**Unlocking fractions**

November 29, 2016

On exams like the SAT where calculators are not always allowed, fractions can be intimidating. Students that have moved on to more advanced maths such as algebra often relegate fractions to the calculator zone. But when the no-calculator exam day comes along, students come head to head with a fractions problems and freeze.

The concept of fractions is familiar: students often make use of fractions (i.e. division) without even knowing it. Nevertheless, students tend to overlook the link between fractions and division in the context of an exam and needlessly lose points and time.

There are many techniques available that can be tailored to a student’s learning style to help unlock the concept of fractions for good: linguistic patterns, visualisation tools and kinaesthetic exercises, to name a few. And once students have mastered the concept, they can also learn strategies that can make fractions questions an opportunity to gain (rather than lose) time and points on exams.

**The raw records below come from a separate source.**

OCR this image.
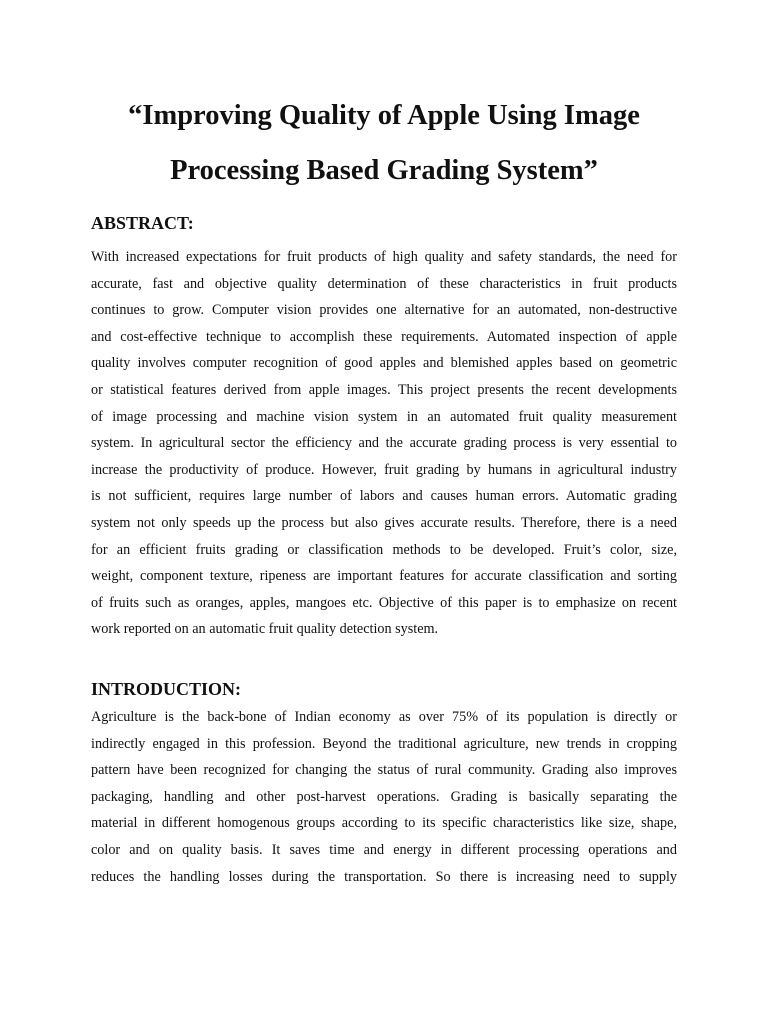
“Improving Quality of Apple Using Image
Processing Based Grading System”
ABSTRACT:
With increased expectations for fruit products of high quality and safety standards, the need for
accurate, fast and objective quality determination of these characteristics in fruit products
continues to grow. Computer vision provides one alternative for an automated, non-destructive
and cost-effective technique to accomplish these requirements. Automated inspection of apple
quality involves computer recognition of good apples and blemished apples based on geometric
or statistical features derived from apple images. This project presents the recent developments
of image processing and machine vision system in an automated fruit quality measurement
system. In agricultural sector the efficiency and the accurate grading process is very essential to
increase the productivity of produce. However, fruit grading by humans in agricultural industry
is not sufficient, requires large number of labors and causes human errors. Automatic grading
system not only speeds up the process but also gives accurate results. Therefore, there is a need
for an efficient fruits grading or classification methods to be developed. Fruit’s color, size,
weight, component texture, ripeness are important features for accurate classification and sorting
of fruits such as oranges, apples, mangoes etc. Objective of this paper is to emphasize on recent
work reported on an automatic fruit quality detection system.
INTRODUCTION:
Agriculture is the back-bone of Indian economy as over 75% of its population is directly or
indirectly engaged in this profession. Beyond the traditional agriculture, new trends in cropping
pattern have been recognized for changing the status of rural community. Grading also improves
packaging, handling and other post-harvest operations. Grading is basically separating the
material in different homogenous groups according to its specific characteristics like size, shape,
color and on quality basis. It saves time and energy in different processing operations and
reduces the handling losses during the transportation. So there is increasing need to supply
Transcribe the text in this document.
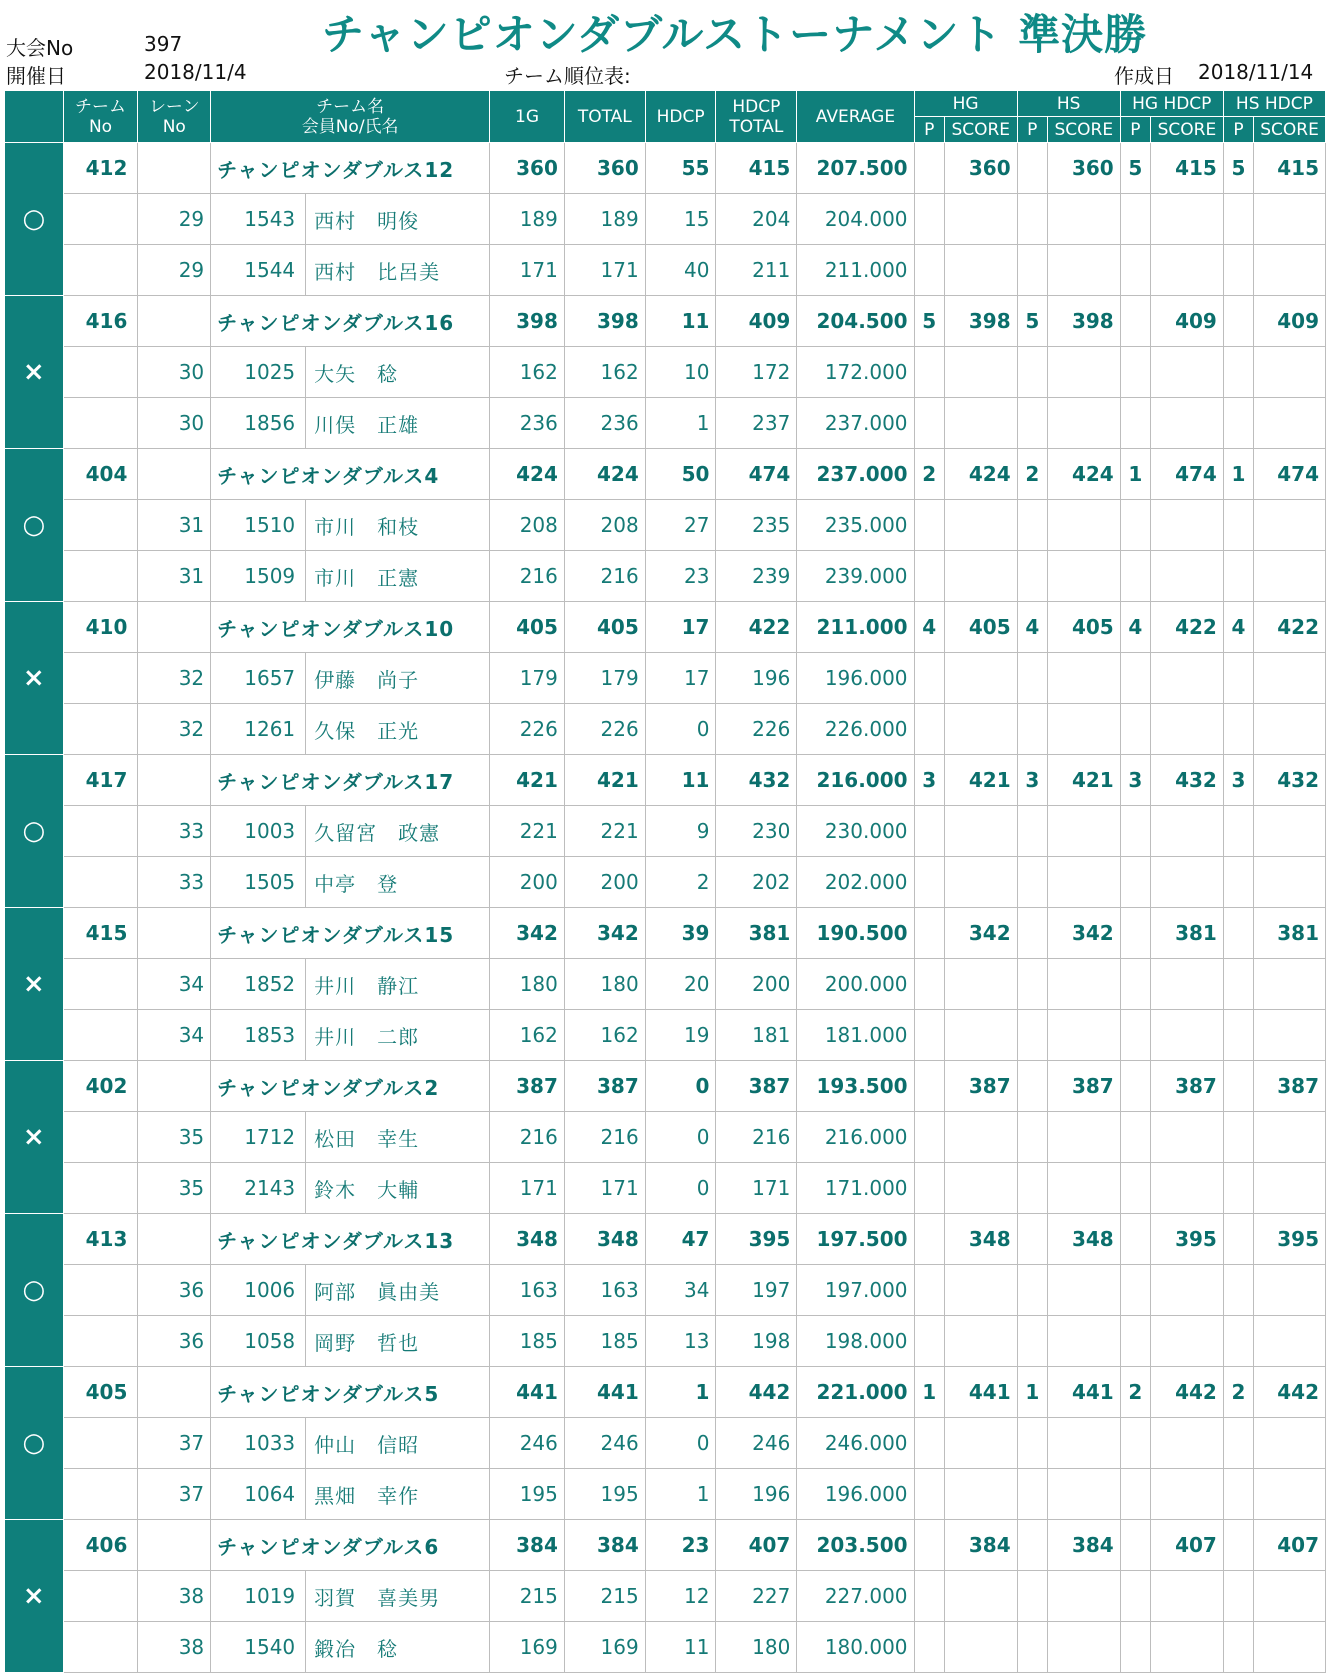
大会No	397
開催日	2018/11/4
チャンピオンダブルストーナメント 準決勝
チーム順位表:	作成日 2018/11/14
	チーム
No	レーン
No	チーム名
会員No/氏名		1G	TOTAL	HDCP	HDCP
TOTAL	AVERAGE	HG		HS		HG HDCP		HS HDCP	
										P	SCORE	P	SCORE	P	SCORE	P	SCORE
○	412		チャンピオンダブルス12		360	360	55	415	207.500		360		360	5	415	5	415
		29	1543	西村　明俊	189	189	15	204	204.000								
		29	1544	西村　比呂美	171	171	40	211	211.000								
×	416		チャンピオンダブルス16		398	398	11	409	204.500	5	398	5	398		409		409
		30	1025	大矢　稔	162	162	10	172	172.000								
		30	1856	川俣　正雄	236	236	1	237	237.000								
○	404		チャンピオンダブルス4		424	424	50	474	237.000	2	424	2	424	1	474	1	474
		31	1510	市川　和枝	208	208	27	235	235.000								
		31	1509	市川　正憲	216	216	23	239	239.000								
×	410		チャンピオンダブルス10		405	405	17	422	211.000	4	405	4	405	4	422	4	422
		32	1657	伊藤　尚子	179	179	17	196	196.000								
		32	1261	久保　正光	226	226	0	226	226.000								
○	417		チャンピオンダブルス17		421	421	11	432	216.000	3	421	3	421	3	432	3	432
		33	1003	久留宮　政憲	221	221	9	230	230.000								
		33	1505	中亭　登	200	200	2	202	202.000								
×	415		チャンピオンダブルス15		342	342	39	381	190.500		342		342		381		381
		34	1852	井川　静江	180	180	20	200	200.000								
		34	1853	井川　二郎	162	162	19	181	181.000								
×	402		チャンピオンダブルス2		387	387	0	387	193.500		387		387		387		387
		35	1712	松田　幸生	216	216	0	216	216.000								
		35	2143	鈴木　大輔	171	171	0	171	171.000								
○	413		チャンピオンダブルス13		348	348	47	395	197.500		348		348		395		395
		36	1006	阿部　眞由美	163	163	34	197	197.000								
		36	1058	岡野　哲也	185	185	13	198	198.000								
○	405		チャンピオンダブルス5		441	441	1	442	221.000	1	441	1	441	2	442	2	442
		37	1033	仲山　信昭	246	246	0	246	246.000								
		37	1064	黒畑　幸作	195	195	1	196	196.000								
×	406		チャンピオンダブルス6		384	384	23	407	203.500		384		384		407		407
		38	1019	羽賀　喜美男	215	215	12	227	227.000								
		38	1540	鍛冶　稔	169	169	11	180	180.000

Of course, students have much more to gain from understanding fractions than just exam points. Like most of mathematics, the study of fractions reveals a rich underlying structure that can stimulate even the most advanced learners. Consider a typical fractions question: is the value of the fraction a/b greater than fraction c/d? (e.g.: is 19/11 greater than 30/17?). Around 400BC, the mathematician Eudoxes showed that the answer to this problem could be expressed in terms of the properties of rectangles. It was one of the first clues that there exists an intrinsic connection between numbers (arithmetic) and shapes (geometry). But why? Why should it be so, and does it have deeper applications? These questions have revealed themselves to be fundamental to modern mathematics and can be explored endlessly by a curious mind.

Back to fractions on exams: the conclusion is that if you have any doubts on fractions, there are ways you can overcome this hurdle. In fact, one day you may even see that fractions are not something problematic, but are actually a powerful problem-solving tool.